Bref, Kureishi a longtemps été mis de côté parce que sa mère était pakistanaise, qu’il avait gagné beaucoup d’argent avec l’adaptation de son roman My Beautiful Laundrette par Stephen Frears et qu’il était aussi à l’aise pour parler d’immigration que de rock’n’roll (c’est un grand collectionneur de guitares...)

Incontestablement, même s’il reste à nos yeux le plus grand narrateur du monde, Kureishi s’est embourgeoisé. Le Dernier Mot qui reste un délice de lecture a recours à une intrigue et un thème central un peu courus.

Même Don DeLillo, qui lui est le plus grand auteur du monde s’est approché dans sa courte pièce Coeur Saignant d’Amour de cette idée du vieux maître entouré des siens qui refont sa vie à leur sauce.

Dans Le Dernier Mot, on n'en est pas loin.
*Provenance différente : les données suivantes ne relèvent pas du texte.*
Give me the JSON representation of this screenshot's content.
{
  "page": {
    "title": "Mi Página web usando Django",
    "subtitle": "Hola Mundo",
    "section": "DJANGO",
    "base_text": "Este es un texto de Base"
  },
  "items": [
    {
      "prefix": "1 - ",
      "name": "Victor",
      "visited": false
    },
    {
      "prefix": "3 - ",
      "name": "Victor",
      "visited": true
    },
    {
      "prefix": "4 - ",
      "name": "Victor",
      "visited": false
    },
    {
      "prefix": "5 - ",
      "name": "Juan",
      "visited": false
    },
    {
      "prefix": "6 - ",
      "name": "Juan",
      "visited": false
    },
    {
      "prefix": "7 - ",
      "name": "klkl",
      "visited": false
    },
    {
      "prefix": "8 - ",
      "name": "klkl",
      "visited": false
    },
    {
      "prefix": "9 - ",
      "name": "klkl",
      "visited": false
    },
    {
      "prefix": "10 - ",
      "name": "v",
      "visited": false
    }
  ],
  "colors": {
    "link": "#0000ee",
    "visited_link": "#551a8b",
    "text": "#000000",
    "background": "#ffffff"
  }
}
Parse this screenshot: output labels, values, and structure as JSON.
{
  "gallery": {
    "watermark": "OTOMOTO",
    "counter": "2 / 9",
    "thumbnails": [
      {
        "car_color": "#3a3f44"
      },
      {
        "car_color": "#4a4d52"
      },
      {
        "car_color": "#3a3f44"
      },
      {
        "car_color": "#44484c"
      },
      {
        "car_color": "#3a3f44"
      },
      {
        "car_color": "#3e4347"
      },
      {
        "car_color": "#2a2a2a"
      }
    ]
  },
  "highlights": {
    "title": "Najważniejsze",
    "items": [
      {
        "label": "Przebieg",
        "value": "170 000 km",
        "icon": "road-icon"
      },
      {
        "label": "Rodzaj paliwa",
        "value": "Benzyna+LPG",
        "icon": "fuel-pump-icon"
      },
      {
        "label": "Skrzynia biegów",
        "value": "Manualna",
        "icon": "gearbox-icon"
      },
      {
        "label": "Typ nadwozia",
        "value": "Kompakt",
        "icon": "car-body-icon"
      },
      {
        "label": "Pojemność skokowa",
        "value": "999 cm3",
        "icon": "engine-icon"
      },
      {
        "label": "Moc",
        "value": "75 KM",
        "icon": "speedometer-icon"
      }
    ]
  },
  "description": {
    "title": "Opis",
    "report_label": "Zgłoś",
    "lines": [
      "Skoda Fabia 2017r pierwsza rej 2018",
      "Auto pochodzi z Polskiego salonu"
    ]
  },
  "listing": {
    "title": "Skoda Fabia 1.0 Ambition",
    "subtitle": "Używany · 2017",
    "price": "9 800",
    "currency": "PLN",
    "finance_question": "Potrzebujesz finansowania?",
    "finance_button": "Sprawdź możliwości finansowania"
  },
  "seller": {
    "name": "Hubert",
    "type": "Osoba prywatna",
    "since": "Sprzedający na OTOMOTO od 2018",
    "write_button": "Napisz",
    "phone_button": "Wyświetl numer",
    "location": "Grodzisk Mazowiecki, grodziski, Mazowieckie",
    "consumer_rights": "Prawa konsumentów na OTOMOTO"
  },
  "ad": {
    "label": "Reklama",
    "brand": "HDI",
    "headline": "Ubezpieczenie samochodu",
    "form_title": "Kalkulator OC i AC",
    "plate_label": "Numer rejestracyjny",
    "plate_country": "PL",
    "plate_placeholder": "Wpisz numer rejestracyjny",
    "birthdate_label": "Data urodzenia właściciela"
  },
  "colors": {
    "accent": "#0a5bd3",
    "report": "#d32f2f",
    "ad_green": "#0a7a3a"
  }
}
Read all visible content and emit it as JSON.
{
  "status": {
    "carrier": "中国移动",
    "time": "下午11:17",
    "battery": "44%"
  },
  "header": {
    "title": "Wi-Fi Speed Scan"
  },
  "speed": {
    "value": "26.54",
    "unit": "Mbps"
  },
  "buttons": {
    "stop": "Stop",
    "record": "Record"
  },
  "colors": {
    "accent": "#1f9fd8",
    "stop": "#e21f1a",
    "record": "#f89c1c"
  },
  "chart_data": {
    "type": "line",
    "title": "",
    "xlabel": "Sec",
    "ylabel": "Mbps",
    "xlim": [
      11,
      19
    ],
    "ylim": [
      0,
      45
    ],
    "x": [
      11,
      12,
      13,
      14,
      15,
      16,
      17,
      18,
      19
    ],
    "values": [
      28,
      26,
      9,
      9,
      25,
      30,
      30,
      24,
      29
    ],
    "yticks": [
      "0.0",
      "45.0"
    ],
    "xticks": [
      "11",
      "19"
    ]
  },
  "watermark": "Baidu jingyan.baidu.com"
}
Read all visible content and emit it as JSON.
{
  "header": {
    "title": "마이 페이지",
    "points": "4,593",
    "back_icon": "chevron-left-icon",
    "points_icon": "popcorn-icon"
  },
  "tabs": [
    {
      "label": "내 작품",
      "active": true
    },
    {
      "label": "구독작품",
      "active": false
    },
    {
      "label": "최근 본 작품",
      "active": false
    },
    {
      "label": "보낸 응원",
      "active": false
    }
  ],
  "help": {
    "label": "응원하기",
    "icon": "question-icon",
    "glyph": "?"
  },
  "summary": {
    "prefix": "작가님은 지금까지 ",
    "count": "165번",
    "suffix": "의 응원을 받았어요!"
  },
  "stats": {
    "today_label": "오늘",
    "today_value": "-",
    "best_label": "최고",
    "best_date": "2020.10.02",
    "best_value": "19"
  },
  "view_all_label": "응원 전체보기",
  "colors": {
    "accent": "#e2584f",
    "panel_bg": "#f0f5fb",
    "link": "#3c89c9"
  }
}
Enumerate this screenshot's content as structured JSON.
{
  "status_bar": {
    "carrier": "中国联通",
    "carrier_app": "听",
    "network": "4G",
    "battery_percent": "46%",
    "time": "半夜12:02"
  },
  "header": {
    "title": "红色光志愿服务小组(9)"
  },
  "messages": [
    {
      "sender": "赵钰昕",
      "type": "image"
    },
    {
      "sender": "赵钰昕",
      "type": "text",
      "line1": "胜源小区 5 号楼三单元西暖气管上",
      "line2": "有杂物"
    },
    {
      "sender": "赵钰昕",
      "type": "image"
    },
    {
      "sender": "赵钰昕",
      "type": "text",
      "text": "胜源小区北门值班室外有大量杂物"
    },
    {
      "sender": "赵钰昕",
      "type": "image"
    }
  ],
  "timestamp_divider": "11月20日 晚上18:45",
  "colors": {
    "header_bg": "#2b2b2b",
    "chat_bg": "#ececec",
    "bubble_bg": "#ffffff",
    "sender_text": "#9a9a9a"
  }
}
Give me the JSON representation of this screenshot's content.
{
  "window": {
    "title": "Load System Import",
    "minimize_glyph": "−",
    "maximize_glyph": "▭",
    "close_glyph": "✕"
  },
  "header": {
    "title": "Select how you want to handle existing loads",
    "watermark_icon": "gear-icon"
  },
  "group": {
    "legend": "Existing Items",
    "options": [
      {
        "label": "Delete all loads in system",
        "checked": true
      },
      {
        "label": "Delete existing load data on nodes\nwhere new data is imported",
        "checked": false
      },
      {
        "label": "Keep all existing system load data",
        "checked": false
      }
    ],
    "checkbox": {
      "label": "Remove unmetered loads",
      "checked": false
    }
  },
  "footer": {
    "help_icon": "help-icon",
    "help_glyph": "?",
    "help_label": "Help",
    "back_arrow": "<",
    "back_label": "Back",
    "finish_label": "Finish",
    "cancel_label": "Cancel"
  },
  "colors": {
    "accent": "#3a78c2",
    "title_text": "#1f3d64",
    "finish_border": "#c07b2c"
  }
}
Mamoom Azam, sacré grand écrivain, d’origine indienne, sans être complétement mourant est plutôt finissant et ses ventes auraient, aux yeux de Rob son éditeur, besoin d’un bon coup de fouet. Quoi de mieux qu’une biographie dans ses cas là ?

Imparable moteur de ventes et source d’éventuels scandales ou polémiques. Azam, après une vie personnelle agitée, vit à la campagne, non loin de Londres avec Liana, sa dernière femme, quinquagénaire italienne qui veille jalousement sur lui et ses intérêts. L'un comme l’autre sans être opposés au projet ont la ferme intention de la cadrer.

L’écrivain débutant qu’on a choisi pour ce rôle, désigné, élu dira-t-on se nomme Harry Johnson et va, tel l’ange de Théorème, tout bouleverser sur son passage. Nul ne rentre dans la vie d’un écrivain encore valide sans risquer la collusion atomique avec son présent, son passé et surtout son avenir...

Voilà pourquoi nous parlions d’embourgeoisement... Hanif Kureishi a écrit ce qui pourrait donner une magistrale adaptation théâtrale.

Regardons y de plus près : l’anonyme (Hardy Johnson) qui rencontre le vieux maître (Mamoom Azam) et qui doit (veut, car le vieil écrivain et sa femme sont contre une secousse du cocotier d’où tomberont maîtresses, perversités, familles non reconnues et pour finir aventures avec la fiancée du biographe) Feydeau chez Naipaul !

Oui, Azam pourrait être V.S Naipaul, et Hanif y a sûrement pensé en y rajoutant du Salman pour dérouter les plumitifs.

Dès lors, un splendide duel intellectuel et physique va avoir lieu entre l’aîné retors, menteur et opportuniste (un écrivain confirmé quoi...) et le cadet ambitieux, sur de lui et maladroit (un apprenti, comme il se doit...)

Cet affrontement sera rythmé par les femmes qui entourent les deux hommes, les présentes et les absentes, les visibles et les cachées. Bien sûr leurs intérêts divergent et le souvenir qu’elles laisseront dans le livre d’Harry les préoccupent particulièrement. C’est là où Kureishi est formidable de punch. Ces portraits de femmes sont saisissants, tantôt hystériques, philosophes, lionnes endormies et tigresses aux abois jusqu’aux biches faussement effarouchées. Formidable galerie de caractères dont on sent que l’auteur a pris un savant plaisir à mettre en place.

Bien sûr, c’est aussi un livre sur la création littéraire, sur l’impact que l’amour et le hasard ont sur le destin littéraire... mais, tout compte fait, pas tant que ça, le minimum syndical ! Et tant mieux... Le Dernier Mot est une comédie jubilatoire et intemporelle qui signe définitivement la mort de la jeunesse d’écrivain d’Hanif Kureishi.